Yes, split squads are weird, and as in other sports you are, in part, watching players who won't figure largely in the team's plans that season. But baseball separates itself with an emphasis on individuality. You can take a pitcher like Mike Fiers, send him from Detroit to Oakland in August, plug him into his new surroundings, and it's like the only thing that has changed is the uniform. He's the same Mike Fiers.

Likewise, when you're watching Madison Bumgarner or Matt Chapman in the spring, they are mostly their real selves. You know they might be working on a certain pitch or fiddling with the batting stance. Their statistics don't mean much. But they aren't as reliant on scheme or the play of teammates as basketball and football players are. March Bumgarner doesn't look all that different from August Bumgarner.

More than that, the format of spring training is a delight. Preseason ball in a regular-season stadium feels bush league. MLB avoids the hollowness by moving everything off-site and clustering professional clubs like Little League teams.

It's brilliant. A little baseball vacation in Phoenix for chilled-to-the-bone Brewers fans? Yes, please! And the baseball parks of Arizona and Florida aren't cheaper, smaller versions of MLB parks. They are little pieces of Americana with old-fashioned advertisements on the outfield wall and fans close enough to the action (and modest enough in number) that Bryce Harper can hear their taunts.

MLB's opening day brings some jitters to die-hard baseball fans. But when was the last time you heard someone complaining that spring training was dragging on forever?

2. NHL

Full disclosure: I've never seen an NHL preseason game. Sorry. But it has to be better than…

3. NBA

The NBA tries to have it both ways, with Summer League games featuring young, developing players and preseason games with full squads. The full package is pretty meh.

Summer League has its moments, especially when the games move to Las Vegas. But you have to be a real basketball addict to get hyped about Warriors games in which the standout players are Marcus Derrickson and J.P. Tokoto. It's strictly for wonks.

The true NBA preseason isn't dreadful. Basketball doesn't have the same plug-and-play, every-man-for-himself quality as baseball, but individuals do stand out as they show off their skills. And the big names play in the first half of October. Stephen Curry averaged 24 minutes in four preseason games last year; Kevin Durant averaged 19. If you plunk down money for an NBA preseason game, you will see the stars doing their thing.

The problem is that no-stakes basketball is fairly terrible. The players look like they're just going through the motions. That isn't a problem in baseball, because half of baseball IS going through motions - getting the sign from the catcher, adjusting the batting gloves, getting a new ball from the umpire after a foul tip. Basketball demands more energy, and preseason games don't deliver it.

One great thing about the NBA preseason: It's blessedly short.
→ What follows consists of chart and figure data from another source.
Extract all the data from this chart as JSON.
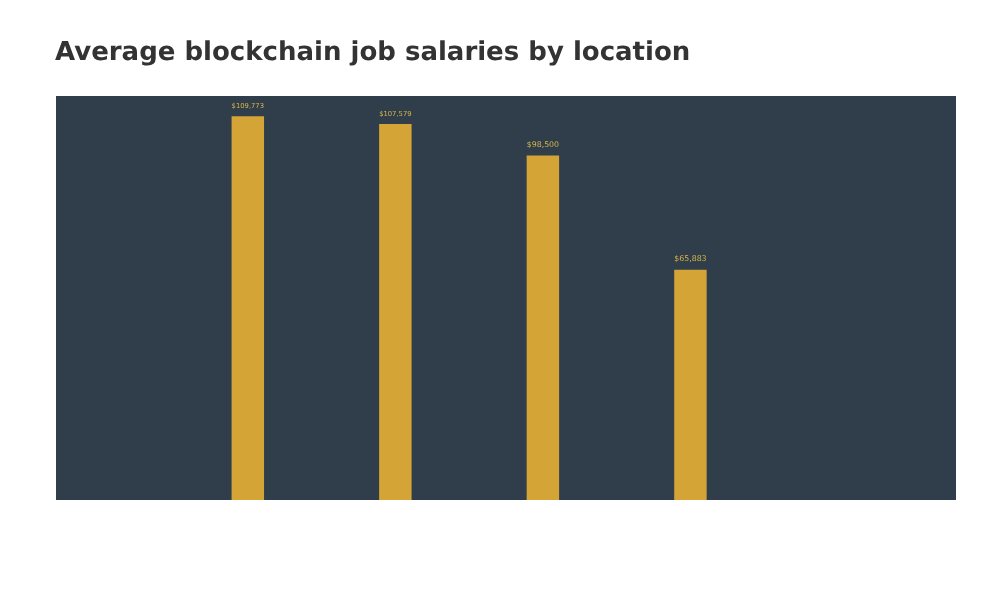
{
  "chart_data": {
    "type": "bar",
    "title": "Average blockchain job salaries by location",
    "categories": [
      null,
      null,
      null,
      null
    ],
    "values": [
      109773,
      107579,
      98500,
      65883
    ],
    "value_labels": [
      "$109,773",
      "$107,579",
      "$98,500",
      "$65,883"
    ],
    "color": "#d4a437"
  }
}
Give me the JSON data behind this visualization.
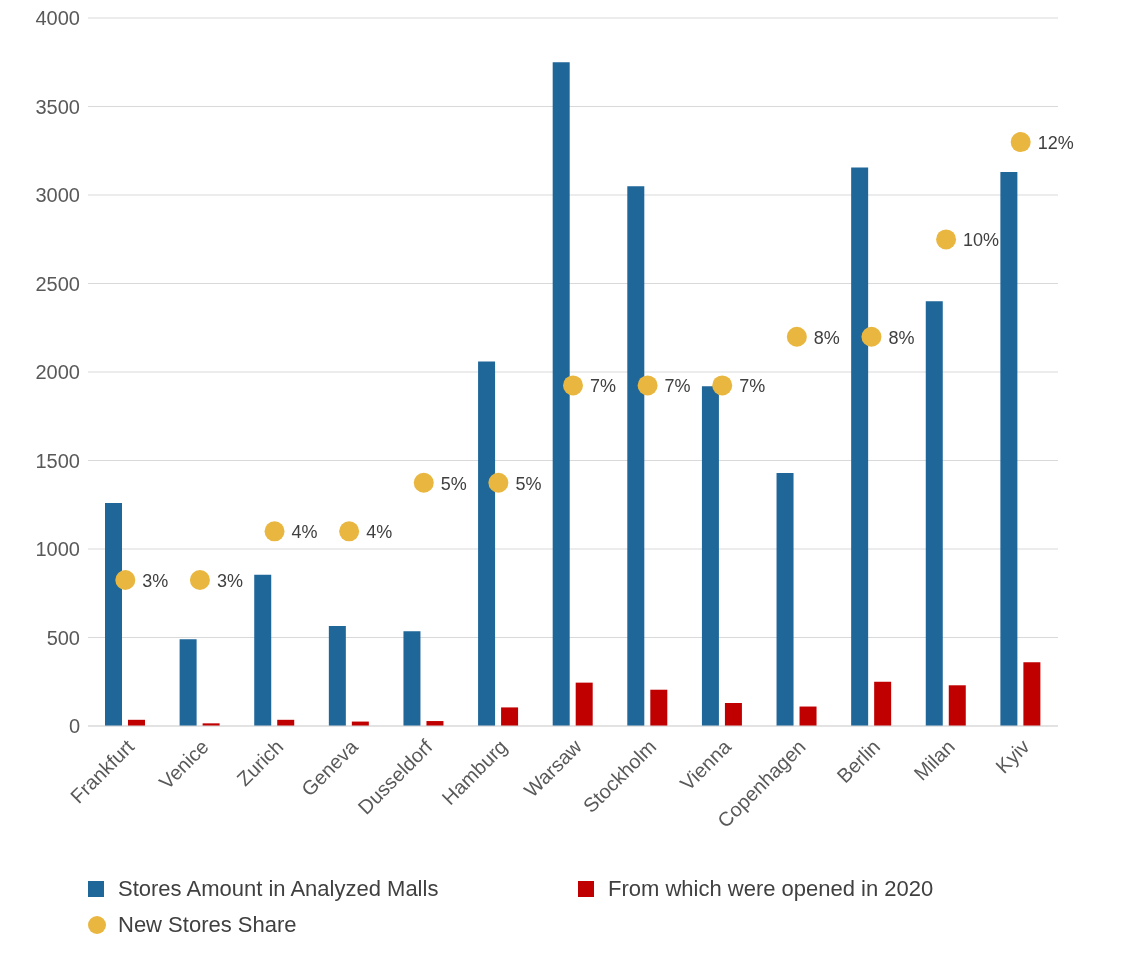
{
  "chart_data": {
    "type": "bar",
    "categories": [
      "Frankfurt",
      "Venice",
      "Zurich",
      "Geneva",
      "Dusseldorf",
      "Hamburg",
      "Warsaw",
      "Stockholm",
      "Vienna",
      "Copenhagen",
      "Berlin",
      "Milan",
      "Kyiv"
    ],
    "series": [
      {
        "name": "Stores Amount in Analyzed Malls",
        "color": "#1f6699",
        "values": [
          1260,
          490,
          855,
          565,
          535,
          2060,
          3750,
          3050,
          1920,
          1430,
          3155,
          2400,
          3130
        ]
      },
      {
        "name": "From which were opened in 2020",
        "color": "#c00000",
        "values": [
          35,
          15,
          35,
          25,
          28,
          105,
          245,
          205,
          130,
          110,
          250,
          230,
          360
        ]
      },
      {
        "name": "New Stores Share",
        "type": "scatter",
        "axis": "y2",
        "color": "#e9b740",
        "values": [
          3,
          3,
          4,
          4,
          5,
          5,
          7,
          7,
          7,
          8,
          8,
          10,
          12
        ],
        "value_labels": [
          "3%",
          "3%",
          "4%",
          "4%",
          "5%",
          "5%",
          "7%",
          "7%",
          "7%",
          "8%",
          "8%",
          "10%",
          "12%"
        ]
      }
    ],
    "ylim": [
      0,
      4000
    ],
    "yticks": [
      0,
      500,
      1000,
      1500,
      2000,
      2500,
      3000,
      3500,
      4000
    ],
    "y2lim": [
      0,
      14.55
    ],
    "grid": "y",
    "legend": "bottom",
    "marker": "circle"
  }
}
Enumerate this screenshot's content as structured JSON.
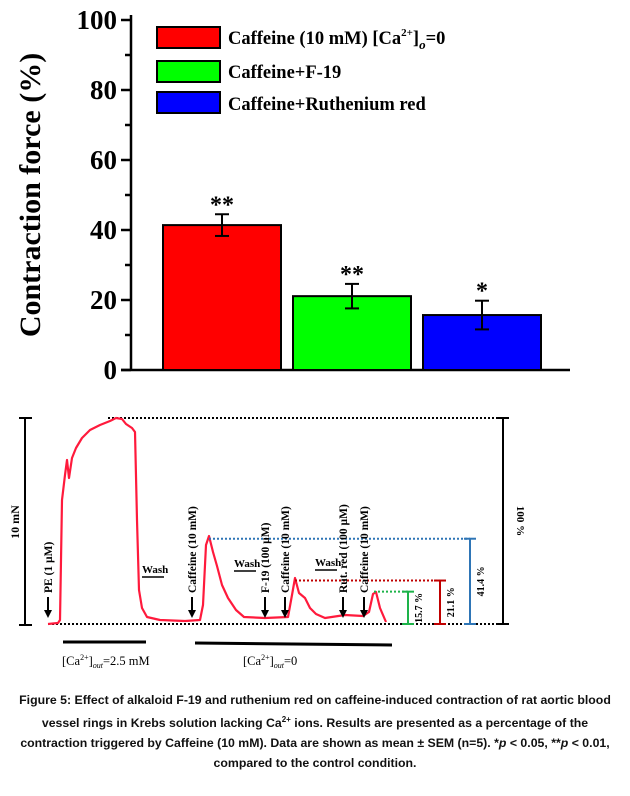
{
  "chart_data": [
    {
      "type": "bar",
      "ylabel": "Contraction force (%)",
      "ylim": [
        0,
        100
      ],
      "yticks": [
        "0",
        "20",
        "40",
        "60",
        "80",
        "100"
      ],
      "legend_position": "top-right",
      "series": [
        {
          "name": "Caffeine (10 mM) [Ca2+]o=0",
          "value": 41.4,
          "error": 3.1,
          "significance": "**",
          "color": "#ff0000"
        },
        {
          "name": "Caffeine+F-19",
          "value": 21.1,
          "error": 3.5,
          "significance": "**",
          "color": "#00ff00"
        },
        {
          "name": "Caffeine+Ruthenium red",
          "value": 15.7,
          "error": 4.1,
          "significance": "*",
          "color": "#0000ff"
        }
      ],
      "legend_text": {
        "l1_main": "Caffeine (10 mM) [Ca",
        "l1_sup": "2+",
        "l1_close": "]",
        "l1_sub": "o",
        "l1_end": "=0",
        "l2": "Caffeine+F-19",
        "l3": "Caffeine+Ruthenium red"
      }
    },
    {
      "type": "line",
      "trace_color": "#ff1a3c",
      "scale_bar_label": "10 mN",
      "full_scale_label": "100 %",
      "events": [
        "PE (1 µM)",
        "Caffeine (10 mM)",
        "F-19 (100 µM)",
        "Caffeine (10 mM)",
        "Rut. red (100 µM)",
        "Caffeine (10 mM)"
      ],
      "wash_label": "Wash",
      "measurements": [
        {
          "label": "15.7 %",
          "value": 15.7,
          "color": "#1db34a"
        },
        {
          "label": "21.1 %",
          "value": 21.1,
          "color": "#c00000"
        },
        {
          "label": "41.4 %",
          "value": 41.4,
          "color": "#2e75b6"
        }
      ],
      "periods": [
        {
          "pre": "[Ca",
          "sup": "2+",
          "mid": "]",
          "sub": "out",
          "post": "=2.5 mM"
        },
        {
          "pre": "[Ca",
          "sup": "2+",
          "mid": "]",
          "sub": "out",
          "post": "=0"
        }
      ]
    }
  ],
  "caption": {
    "text1": "Figure 5: Effect of alkaloid F-19 and ruthenium red on caffeine-induced contraction of rat aortic blood vessel rings in Krebs solution lacking Ca",
    "sup": "2+",
    "text2": " ions. Results are presented as a percentage of the contraction triggered by Caffeine (10 mM). Data are shown as mean ± SEM (n=5). *",
    "p1": "p",
    "text3": " < 0.05, **",
    "p2": "p",
    "text4": " < 0.01, compared to the control condition."
  }
}
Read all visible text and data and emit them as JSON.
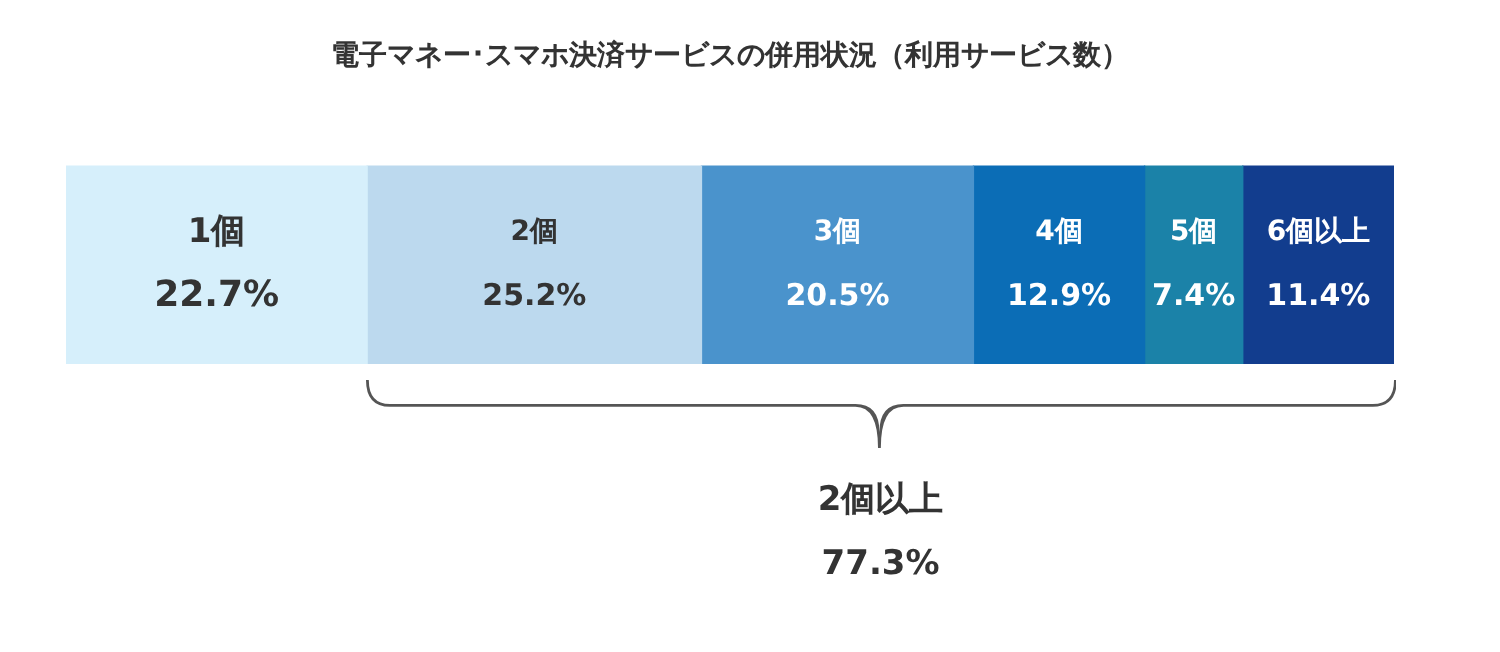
{
  "chart_data": {
    "type": "bar",
    "orientation": "horizontal",
    "stacked": true,
    "title": "電子マネー･スマホ決済サービスの併用状況（利用サービス数）",
    "categories": [
      null
    ],
    "tick_labels": false,
    "legend": false,
    "series": [
      {
        "name": "1個",
        "color": "#d6effb",
        "values": [
          22.7
        ],
        "value_labels": [
          "22.7%"
        ]
      },
      {
        "name": "2個",
        "color": "#bcd9ee",
        "values": [
          25.2
        ],
        "value_labels": [
          "25.2%"
        ]
      },
      {
        "name": "3個",
        "color": "#4a93cc",
        "values": [
          20.5
        ],
        "value_labels": [
          "20.5%"
        ]
      },
      {
        "name": "4個",
        "color": "#0b6db6",
        "values": [
          12.9
        ],
        "value_labels": [
          "12.9%"
        ]
      },
      {
        "name": "5個",
        "color": "#1b82a8",
        "values": [
          7.4
        ],
        "value_labels": [
          "7.4%"
        ]
      },
      {
        "name": "6個以上",
        "color": "#123d8e",
        "values": [
          11.4
        ],
        "value_labels": [
          "11.4%"
        ]
      }
    ],
    "annotations": [
      "2個以上\n77.3%"
    ]
  }
}
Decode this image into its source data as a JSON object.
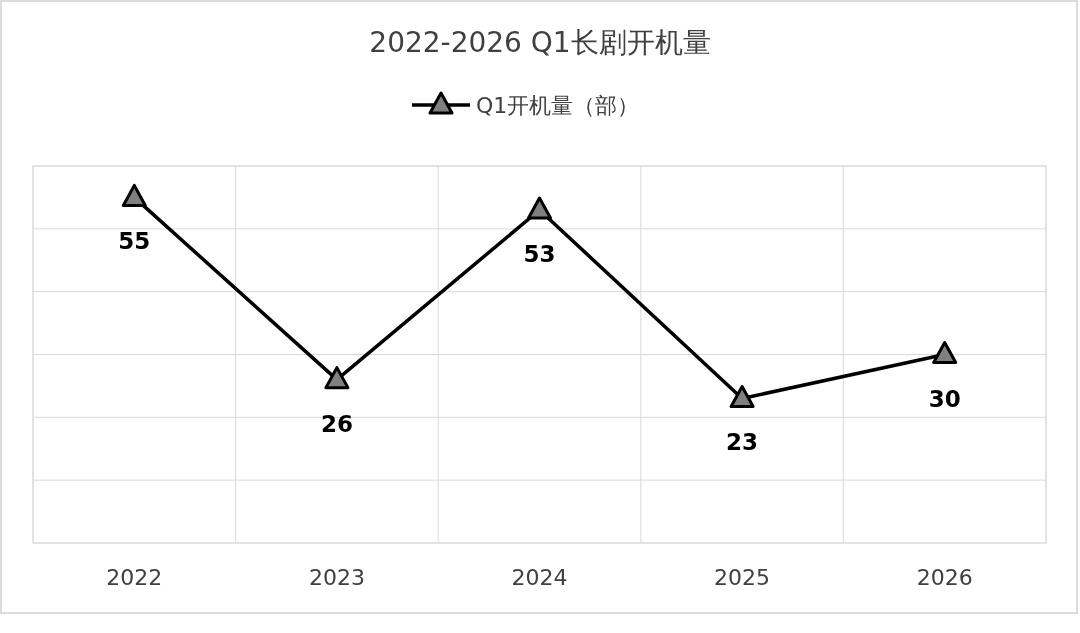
{
  "chart_data": {
    "type": "line",
    "title": "2022-2026 Q1长剧开机量",
    "categories": [
      "2022",
      "2023",
      "2024",
      "2025",
      "2026"
    ],
    "series": [
      {
        "name": "Q1开机量（部）",
        "color": "#000000",
        "values": [
          55,
          26,
          53,
          23,
          30
        ]
      }
    ],
    "ylim": [
      0,
      60
    ],
    "yticks": [
      {
        "value": 0,
        "label": null
      },
      {
        "value": 10,
        "label": null
      },
      {
        "value": 20,
        "label": null
      },
      {
        "value": 30,
        "label": null
      },
      {
        "value": 40,
        "label": null
      },
      {
        "value": 50,
        "label": null
      },
      {
        "value": 60,
        "label": null
      }
    ],
    "tick_labels": "x",
    "grid": true,
    "legend": "top",
    "marker": "triangle",
    "line_style": "solid",
    "data_labels": true
  }
}
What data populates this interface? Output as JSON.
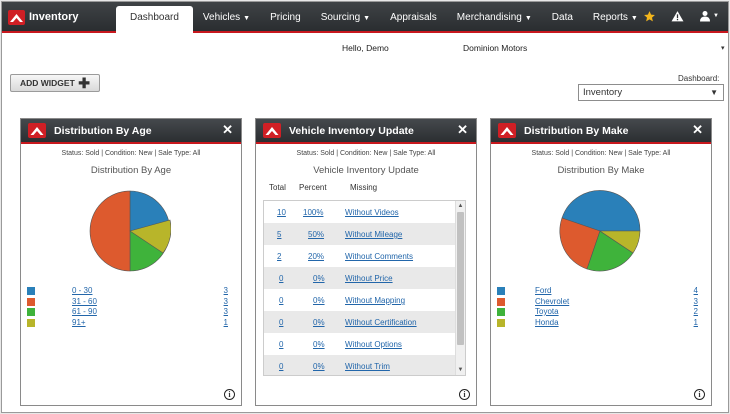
{
  "nav": {
    "brand": "Inventory",
    "menu": [
      {
        "label": "Dashboard",
        "caret": ""
      },
      {
        "label": "Vehicles",
        "caret": "▼"
      },
      {
        "label": "Pricing",
        "caret": ""
      },
      {
        "label": "Sourcing",
        "caret": "▼"
      },
      {
        "label": "Appraisals",
        "caret": ""
      },
      {
        "label": "Merchandising",
        "caret": "▼"
      },
      {
        "label": "Data",
        "caret": ""
      },
      {
        "label": "Reports",
        "caret": "▼"
      }
    ],
    "icons": [
      "star-icon",
      "warning-icon",
      "user-icon"
    ],
    "user_caret": "▼",
    "accent": "#c8181e",
    "star_color": "#f2b51c"
  },
  "header": {
    "greeting": "Hello, Demo",
    "dealer": "Dominion Motors",
    "dealer_caret": "▾"
  },
  "toolbar": {
    "add_widget": "ADD WIDGET",
    "plus": "✚",
    "dashboard_label": "Dashboard:",
    "dashboard_value": "Inventory",
    "select_caret": "▼"
  },
  "widgets": {
    "age": {
      "title": "Distribution By Age",
      "close": "✕",
      "status": "Status: Sold | Condition: New | Sale Type: All",
      "subtitle": "Distribution By Age",
      "info": "i",
      "legend": [
        {
          "label": "0 - 30",
          "value": "3",
          "color": "#2a80b9"
        },
        {
          "label": "31 - 60",
          "value": "3",
          "color": "#dd5a2e"
        },
        {
          "label": "61 - 90",
          "value": "3",
          "color": "#3fb33b"
        },
        {
          "label": "91+",
          "value": "1",
          "color": "#b8b52a"
        }
      ]
    },
    "inventory": {
      "title": "Vehicle Inventory Update",
      "close": "✕",
      "status": "Status: Sold | Condition: New | Sale Type: All",
      "subtitle": "Vehicle Inventory Update",
      "info": "i",
      "columns": [
        "Total",
        "Percent",
        "Missing"
      ],
      "rows": [
        {
          "total": "10",
          "percent": "100%",
          "missing": "Without Videos"
        },
        {
          "total": "5",
          "percent": "50%",
          "missing": "Without Mileage"
        },
        {
          "total": "2",
          "percent": "20%",
          "missing": "Without Comments"
        },
        {
          "total": "0",
          "percent": "0%",
          "missing": "Without Price"
        },
        {
          "total": "0",
          "percent": "0%",
          "missing": "Without Mapping"
        },
        {
          "total": "0",
          "percent": "0%",
          "missing": "Without Certification"
        },
        {
          "total": "0",
          "percent": "0%",
          "missing": "Without Options"
        },
        {
          "total": "0",
          "percent": "0%",
          "missing": "Without Trim"
        }
      ],
      "scroll_up": "▲",
      "scroll_down": "▼"
    },
    "make": {
      "title": "Distribution By Make",
      "close": "✕",
      "status": "Status: Sold | Condition: New | Sale Type: All",
      "subtitle": "Distribution By Make",
      "info": "i",
      "legend": [
        {
          "label": "Ford",
          "value": "4",
          "color": "#2a80b9"
        },
        {
          "label": "Chevrolet",
          "value": "3",
          "color": "#dd5a2e"
        },
        {
          "label": "Toyota",
          "value": "2",
          "color": "#3fb33b"
        },
        {
          "label": "Honda",
          "value": "1",
          "color": "#b8b52a"
        }
      ]
    }
  }
}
The Warriors will play just five practice games this year.

4. NFL

Take those other preseasons and jam them through a sieve that filters out all of the fun, and you have the NFL in August. Half-assed football in half-filled stadiums that keeps us half-interested, at best.

The Hall of Fame Game, the NFL's annual kickoff, comes upon us like a freak hailstorm when it's 100 degrees outside and we're on our way to the beach. It's too soon. It's all wrong for the violent game of football.

The sidelines are bloated with names you didn't know before, and will have forgotten in two months. The rosters are so big that they have to double up some jersey numbers. It's not uncommon to have two guys on the same team both wearing No. 47, running side by side as they chase a punt returner.

The big problem lies in football's complexity. It's simply impossible to showcase a Jimmy Garoppolo or a Marshawn Lynch in a vacuum. He must be surrounded with 10 teammates, all of whom are trying to execute precise assignments in tight coordination. By October, they get there and it's a thing of beauty. In August it is frequently a clown show of dropped snaps, penalties and pratfalls.

The intricacy of the plays, combined with the legendary paranoia of football coaches, results in slimmed-down playbooks from which many of the Xs and Os have been redacted. Preseason football is an endless loop of off-tackle runs and screen passes.

And so the games are interminable. The Raiders-Packers contest I attended Friday night officially ran 3 hours, 14 minutes. But it felt as though they were playing for days, Connor Cook matching DeShone Kizer incompletion for incompletion until they had to give up the field because the A's were returning from a road trip.

There's no denying it. The NFL preseason is a travesty. The good news? It will be over in another week. Also, pitchers and catchers report in 173 days.